The company also employs a 1-inch needle-shaped tweeter, called Pinnacle Ring Radiator Tweeter, offering an unusual waveguide designed to generate greater high-frequency dispersion and a wider sweet spot.
In fact, we found one of the great strengths of the Polk Legend L200s was the wide sound stage reproduced in 2-channel listening.
Listening in stereo in a moderately sized room to a YouTube performance of Van Morrison performing his classic Madame George, we felt the music surround us in wide reverb as it would in a concert hall. Cymbals and flutes were authentic sounding without being shrill or overly bright.
The 6.5-inch mid-range/bass driver consists of a new ribbed “turbine cone” using a foam core and molded “turbine geometry” with greater stiffness. This delivers a smooth, lush room-filling midrange and deep balanced bass with nice definition.
One of the most distinctive elements of the L200 we tested is an enhanced rear-facing power port design that reduces noise and increases the punch of the bass with 360 degree dispersion using a pointed sound disperser that projects the low-end tones all around, disguising the exact point of orign.
Both Van Morrison’s vocals and the sound of the upright bass in the Madame George selection were at the same time clear, direct, deep and warm without overwhelming the rest or the accompanying orchestra. We never detected any unnatural distortion or rattle from inside the cabinets or the speaker components.
We felt that we were in the room with Jorma Kaukonen listening in 2-channels to Blue Railroad Train from the SACD of Blue Country Heart. Again the acoustic upright bass was well proportioned to the accompanying instruments without muddying up the 3D qualities in Kaukonen’s folksy vocals.
For power we put on the CD of Hocus Pocus by Focus. Back in the day, the deep drive of this song used to send woofers wildly flexing forward and back in the cabinet. In the Legend L200s, the rigid foam core design wasn’t evident in a lot of cone movement by the power port delivered a enveloping overall punch that fully satisfied our primal sonic desires.
Other Specs and Observations
The L200s come with bi-wired terminals already connected together with speaker wire. This is a nice touch rarely seen in this range.
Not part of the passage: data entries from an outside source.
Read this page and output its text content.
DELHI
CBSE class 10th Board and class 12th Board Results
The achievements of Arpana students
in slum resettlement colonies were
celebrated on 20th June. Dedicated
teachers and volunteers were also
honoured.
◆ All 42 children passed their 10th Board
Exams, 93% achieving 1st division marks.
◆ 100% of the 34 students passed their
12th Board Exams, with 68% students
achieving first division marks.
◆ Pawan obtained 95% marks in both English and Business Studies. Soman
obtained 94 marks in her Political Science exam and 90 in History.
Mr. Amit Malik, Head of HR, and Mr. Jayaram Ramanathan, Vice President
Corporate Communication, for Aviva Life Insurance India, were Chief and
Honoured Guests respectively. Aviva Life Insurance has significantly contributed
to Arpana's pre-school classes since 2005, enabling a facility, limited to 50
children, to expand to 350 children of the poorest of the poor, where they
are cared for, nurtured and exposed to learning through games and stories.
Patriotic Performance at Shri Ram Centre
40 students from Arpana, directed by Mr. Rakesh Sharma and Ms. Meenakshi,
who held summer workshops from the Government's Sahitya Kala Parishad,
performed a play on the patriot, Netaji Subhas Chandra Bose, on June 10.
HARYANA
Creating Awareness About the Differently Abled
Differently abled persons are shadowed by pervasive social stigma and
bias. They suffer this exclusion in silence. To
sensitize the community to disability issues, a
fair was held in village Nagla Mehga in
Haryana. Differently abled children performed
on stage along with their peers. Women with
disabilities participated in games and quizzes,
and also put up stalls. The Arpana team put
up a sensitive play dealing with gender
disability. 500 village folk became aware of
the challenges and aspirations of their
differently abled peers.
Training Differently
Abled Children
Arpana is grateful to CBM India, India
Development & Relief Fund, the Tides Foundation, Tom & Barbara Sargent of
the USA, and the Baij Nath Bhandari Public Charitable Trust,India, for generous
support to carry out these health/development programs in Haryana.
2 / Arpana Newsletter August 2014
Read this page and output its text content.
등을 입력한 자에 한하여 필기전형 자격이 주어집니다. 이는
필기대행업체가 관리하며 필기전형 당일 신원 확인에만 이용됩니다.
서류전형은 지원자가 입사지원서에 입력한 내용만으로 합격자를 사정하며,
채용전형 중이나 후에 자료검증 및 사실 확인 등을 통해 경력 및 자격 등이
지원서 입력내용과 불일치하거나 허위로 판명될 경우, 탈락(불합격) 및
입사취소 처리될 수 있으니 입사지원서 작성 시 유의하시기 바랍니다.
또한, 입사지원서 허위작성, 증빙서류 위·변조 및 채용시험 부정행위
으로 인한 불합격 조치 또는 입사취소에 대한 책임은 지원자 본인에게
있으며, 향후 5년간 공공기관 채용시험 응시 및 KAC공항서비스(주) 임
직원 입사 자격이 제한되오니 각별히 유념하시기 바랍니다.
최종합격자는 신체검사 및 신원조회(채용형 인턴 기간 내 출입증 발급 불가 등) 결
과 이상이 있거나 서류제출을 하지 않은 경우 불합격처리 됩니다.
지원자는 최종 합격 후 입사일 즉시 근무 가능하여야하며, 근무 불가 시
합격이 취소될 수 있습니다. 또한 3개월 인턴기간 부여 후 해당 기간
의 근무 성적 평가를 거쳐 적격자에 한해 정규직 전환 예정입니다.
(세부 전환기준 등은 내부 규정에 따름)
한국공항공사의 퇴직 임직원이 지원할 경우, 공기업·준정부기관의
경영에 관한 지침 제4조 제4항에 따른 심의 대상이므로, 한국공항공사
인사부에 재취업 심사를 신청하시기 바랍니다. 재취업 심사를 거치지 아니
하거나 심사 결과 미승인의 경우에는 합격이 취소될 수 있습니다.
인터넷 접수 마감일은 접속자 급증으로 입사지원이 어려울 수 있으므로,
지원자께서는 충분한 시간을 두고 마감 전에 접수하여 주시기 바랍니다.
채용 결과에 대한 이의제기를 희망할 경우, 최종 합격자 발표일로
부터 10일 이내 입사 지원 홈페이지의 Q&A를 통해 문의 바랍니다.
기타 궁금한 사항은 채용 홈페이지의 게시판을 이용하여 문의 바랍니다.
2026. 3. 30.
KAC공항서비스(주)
Weighing in at 22 pounds apiece, the Polk Legend L200s have good heft revealing their high build quality right out of the box before a note is played through them. Each unit measures 15.66 inches tall by 8.33 inches wide by 13.3 inches deep, belying their big sound qualities.
Frequency Response: 46-50,000 Hz; Impedance: 4 ohms; Sensitivity 85.5 dB (1 watt @ 1 meter); Peak Power Handling: 200 watts; Recommended Power Amplifier 30-200 watts per channel; Tweeter/Midrange Crossover Frequency 2600 Hz.
With the release of the Legend Series Polk has stepped up its game in speaker performance and design. Although these will cost more than other challengers in the class, few speakers of this size capture the dynamics and range of sound we came to enjoy listening to these speakers. They are perfect companions to a two-channel receiver in an office or den, when excellent music reproduction is appreciated and fill in nicely as surround sound channels in multi-channel home theater systems. These are a touch warmer some flat-response elite models, which should be taken into consideration if accuracy is important, but we found the overall sound qualities to be richly room filling and more than satisfying.
We therefore award the Polk Legend L200 Mid-size Bookshelf speakers five out of five hearts.
The Polk Legend L200 Bookshelf Speakers used in this review were a company loan.